Pour l’hiver deux mille vingt-six, Patou propose une collection pensée comme un dispositif collectif. Les silhouettes existent seules, mais prennent sens par agrégation : une logique de chœur où la couleur, la matière et le volume composent une harmonie mobile.
Les notes de défilé ne parle pas de « thème » mais de dialogue. Il faut l’entendre au sens structurel. Chaque tenue est conçue comme une unité autonome — coupe, matière, motif — capable de s’additionner aux autres sans hiérarchie. Il n’y a pas de distinction formelle entre jour et soir : les vêtements circulent, se déplacent d’un contexte à l’autre. Cette continuité impose des choix concrets de construction : robes qui acceptent la superposition, pièces qui fonctionnent sans dépendre d’un moment précis.

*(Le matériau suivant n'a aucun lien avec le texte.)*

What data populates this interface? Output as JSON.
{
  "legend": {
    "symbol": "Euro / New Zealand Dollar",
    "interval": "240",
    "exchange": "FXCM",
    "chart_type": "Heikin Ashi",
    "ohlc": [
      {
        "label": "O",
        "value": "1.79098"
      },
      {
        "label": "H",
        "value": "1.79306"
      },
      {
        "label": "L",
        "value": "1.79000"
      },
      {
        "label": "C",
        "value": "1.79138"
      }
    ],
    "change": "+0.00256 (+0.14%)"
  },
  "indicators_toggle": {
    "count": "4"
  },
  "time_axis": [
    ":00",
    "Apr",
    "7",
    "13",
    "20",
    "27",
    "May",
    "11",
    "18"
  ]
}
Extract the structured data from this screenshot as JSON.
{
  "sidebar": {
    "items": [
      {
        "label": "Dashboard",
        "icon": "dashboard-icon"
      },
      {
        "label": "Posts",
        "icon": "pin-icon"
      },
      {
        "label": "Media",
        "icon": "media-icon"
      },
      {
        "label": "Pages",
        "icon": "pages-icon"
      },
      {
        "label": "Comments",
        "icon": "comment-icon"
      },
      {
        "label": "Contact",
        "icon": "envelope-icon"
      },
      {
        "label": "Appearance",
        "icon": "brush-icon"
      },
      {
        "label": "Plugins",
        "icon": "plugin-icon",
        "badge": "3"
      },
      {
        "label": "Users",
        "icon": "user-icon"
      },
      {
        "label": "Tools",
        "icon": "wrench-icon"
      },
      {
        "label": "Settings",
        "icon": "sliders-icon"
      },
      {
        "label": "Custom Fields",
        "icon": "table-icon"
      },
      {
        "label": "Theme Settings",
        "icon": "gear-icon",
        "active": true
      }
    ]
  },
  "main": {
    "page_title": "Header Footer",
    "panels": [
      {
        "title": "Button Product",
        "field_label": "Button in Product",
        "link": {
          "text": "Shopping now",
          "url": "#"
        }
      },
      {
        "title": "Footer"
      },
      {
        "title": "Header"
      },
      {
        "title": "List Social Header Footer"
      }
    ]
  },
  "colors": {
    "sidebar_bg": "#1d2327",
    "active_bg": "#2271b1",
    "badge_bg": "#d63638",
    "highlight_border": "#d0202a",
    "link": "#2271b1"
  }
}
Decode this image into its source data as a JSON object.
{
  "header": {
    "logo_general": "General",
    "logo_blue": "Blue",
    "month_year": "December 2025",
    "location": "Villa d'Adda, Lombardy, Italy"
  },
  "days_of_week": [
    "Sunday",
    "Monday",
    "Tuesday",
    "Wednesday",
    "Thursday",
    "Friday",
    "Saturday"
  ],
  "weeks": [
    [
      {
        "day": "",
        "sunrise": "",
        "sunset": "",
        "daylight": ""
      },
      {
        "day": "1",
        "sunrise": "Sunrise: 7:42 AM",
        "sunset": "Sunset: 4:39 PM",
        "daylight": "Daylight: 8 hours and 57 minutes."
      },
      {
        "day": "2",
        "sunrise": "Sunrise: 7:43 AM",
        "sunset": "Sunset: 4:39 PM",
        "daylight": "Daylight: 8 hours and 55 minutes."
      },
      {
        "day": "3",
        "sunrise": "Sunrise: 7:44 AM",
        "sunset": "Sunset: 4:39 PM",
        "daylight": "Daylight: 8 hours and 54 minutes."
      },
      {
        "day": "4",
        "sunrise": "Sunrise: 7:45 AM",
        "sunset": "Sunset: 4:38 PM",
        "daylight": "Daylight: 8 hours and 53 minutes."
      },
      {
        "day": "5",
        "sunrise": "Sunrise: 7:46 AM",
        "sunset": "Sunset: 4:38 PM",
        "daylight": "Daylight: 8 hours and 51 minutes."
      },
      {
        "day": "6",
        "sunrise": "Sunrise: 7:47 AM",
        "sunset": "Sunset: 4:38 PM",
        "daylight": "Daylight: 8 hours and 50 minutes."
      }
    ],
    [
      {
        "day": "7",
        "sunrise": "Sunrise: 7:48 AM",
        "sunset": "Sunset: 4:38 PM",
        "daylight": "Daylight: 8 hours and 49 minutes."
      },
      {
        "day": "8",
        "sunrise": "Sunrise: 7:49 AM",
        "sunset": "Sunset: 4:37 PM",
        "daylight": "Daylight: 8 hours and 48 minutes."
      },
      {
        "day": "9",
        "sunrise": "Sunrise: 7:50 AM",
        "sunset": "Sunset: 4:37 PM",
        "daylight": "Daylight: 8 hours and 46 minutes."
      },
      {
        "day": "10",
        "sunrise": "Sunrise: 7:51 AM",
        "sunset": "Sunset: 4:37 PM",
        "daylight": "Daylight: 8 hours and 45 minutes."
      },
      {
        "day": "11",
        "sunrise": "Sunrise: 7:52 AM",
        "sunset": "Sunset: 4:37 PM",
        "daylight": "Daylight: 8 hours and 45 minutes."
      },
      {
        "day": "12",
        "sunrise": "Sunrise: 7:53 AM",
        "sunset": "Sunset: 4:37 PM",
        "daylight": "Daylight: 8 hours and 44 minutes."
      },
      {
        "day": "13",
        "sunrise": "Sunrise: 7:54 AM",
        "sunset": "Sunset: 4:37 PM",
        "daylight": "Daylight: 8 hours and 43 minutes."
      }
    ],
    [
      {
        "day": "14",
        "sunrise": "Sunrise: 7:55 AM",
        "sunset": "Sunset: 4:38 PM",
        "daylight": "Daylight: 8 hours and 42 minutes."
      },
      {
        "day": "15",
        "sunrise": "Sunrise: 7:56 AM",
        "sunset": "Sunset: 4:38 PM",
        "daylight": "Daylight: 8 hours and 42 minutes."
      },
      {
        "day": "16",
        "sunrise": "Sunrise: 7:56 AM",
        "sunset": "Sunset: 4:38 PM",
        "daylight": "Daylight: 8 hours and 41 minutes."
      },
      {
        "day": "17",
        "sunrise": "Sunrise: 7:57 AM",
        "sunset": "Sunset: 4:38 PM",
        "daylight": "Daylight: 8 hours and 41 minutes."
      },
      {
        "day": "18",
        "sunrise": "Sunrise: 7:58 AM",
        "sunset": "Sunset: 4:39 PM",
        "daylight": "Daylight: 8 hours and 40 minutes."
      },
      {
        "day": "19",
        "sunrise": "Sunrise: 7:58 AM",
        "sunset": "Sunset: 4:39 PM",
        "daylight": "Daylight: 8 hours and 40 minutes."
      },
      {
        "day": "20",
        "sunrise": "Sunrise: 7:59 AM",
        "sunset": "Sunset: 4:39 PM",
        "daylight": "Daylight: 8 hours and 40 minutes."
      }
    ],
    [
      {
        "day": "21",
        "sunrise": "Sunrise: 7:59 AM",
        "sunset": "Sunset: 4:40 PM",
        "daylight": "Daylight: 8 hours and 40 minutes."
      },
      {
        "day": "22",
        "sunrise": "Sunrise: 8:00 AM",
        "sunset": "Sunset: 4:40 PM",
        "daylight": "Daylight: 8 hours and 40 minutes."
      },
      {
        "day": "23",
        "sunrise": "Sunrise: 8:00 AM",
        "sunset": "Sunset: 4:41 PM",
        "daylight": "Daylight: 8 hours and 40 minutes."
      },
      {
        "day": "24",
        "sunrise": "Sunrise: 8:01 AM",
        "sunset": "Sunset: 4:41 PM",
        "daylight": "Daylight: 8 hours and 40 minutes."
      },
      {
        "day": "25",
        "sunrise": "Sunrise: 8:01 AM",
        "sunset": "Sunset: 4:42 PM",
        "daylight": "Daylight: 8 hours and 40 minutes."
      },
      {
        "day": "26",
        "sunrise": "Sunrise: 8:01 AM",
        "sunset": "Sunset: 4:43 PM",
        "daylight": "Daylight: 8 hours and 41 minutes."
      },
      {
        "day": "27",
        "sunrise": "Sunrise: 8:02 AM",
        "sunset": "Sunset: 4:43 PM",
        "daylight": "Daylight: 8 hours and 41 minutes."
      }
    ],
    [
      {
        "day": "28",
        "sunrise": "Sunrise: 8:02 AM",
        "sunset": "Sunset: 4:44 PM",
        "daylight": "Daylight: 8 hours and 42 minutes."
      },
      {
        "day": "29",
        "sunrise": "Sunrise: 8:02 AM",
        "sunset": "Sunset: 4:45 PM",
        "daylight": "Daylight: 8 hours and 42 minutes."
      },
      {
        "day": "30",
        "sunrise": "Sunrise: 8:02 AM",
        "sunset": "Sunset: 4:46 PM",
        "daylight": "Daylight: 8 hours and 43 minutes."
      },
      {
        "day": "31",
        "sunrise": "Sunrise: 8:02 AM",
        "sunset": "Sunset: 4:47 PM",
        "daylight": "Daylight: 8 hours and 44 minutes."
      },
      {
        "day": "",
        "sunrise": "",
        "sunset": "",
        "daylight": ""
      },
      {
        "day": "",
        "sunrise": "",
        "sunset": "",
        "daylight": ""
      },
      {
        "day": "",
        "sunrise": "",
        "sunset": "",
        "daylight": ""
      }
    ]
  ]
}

La couleur joue ici un rôle d’ossature. Les combinaisons ne cherchent pas l’accord sage mais l’équilibre par tension. Les teintes, inspirées de pigments et de vitraux, sont utilisées pour leur capacité à réfléchir et diffracter la lumière. Ce n’est pas une palette décorative : la couleur structure la silhouette, souligne un volume, découpe un plan. Les blocs chromatiques deviennent des éléments d’architecture vestimentaire.
Les volumes suivent cette logique évolutive. Ils ne sont ni figés ni spectaculaires. Les silhouettes se transforment par couches, par ajouts, par glissements de longueurs. L’impression d’ensemble est celle d’un mouvement continu plutôt que d’une succession de looks arrêtés. Le défilé est décrit comme une procession — terme qui implique rythme et répétition plus que climax.
Les imprimés puisent dans un répertoire médiéval, non pour la citation, mais pour la densité graphique. Les motifs apportent une lecture seconde à la surface du vêtement, tandis que les ornements — broderies tridimensionnelles, perlage — ajoutent de l’épaisseur réelle. Là encore, l’adjectif est à traduire : ces techniques introduisent du relief, du poids, une présence physique qui modifie le tombé et la manière dont la pièce se tient.
Le travail de matières repose sur le contraste. Cotons nets associés à des dentelles, sneakers en velours portées avec des robes en guipure : ces juxtapositions ne relèvent pas du clin d’œil mais d’une mise à l’épreuve des usages. Chaque association teste la compatibilité de registres habituellement séparés, sans chercher à les fondre.
Les accessoires prolongent cette approche collective. Inspirés par les instruments et le son, ils ajoutent une dimension rythmique au vestiaire. Leur rôle n’est pas de signer une tenue mais de la compléter, comme une note supplémentaire dans une partition déjà écrite.
FW26 chez Patou ne repose pas sur une pièce manifeste. Elle s’affirme par accumulation maîtrisée. Une collection qui privilégie la composition à l’icône, et rappelle qu’un vestiaire peut encore se penser comme un ensemble cohérent, traversé par des voix multiples mais accordées.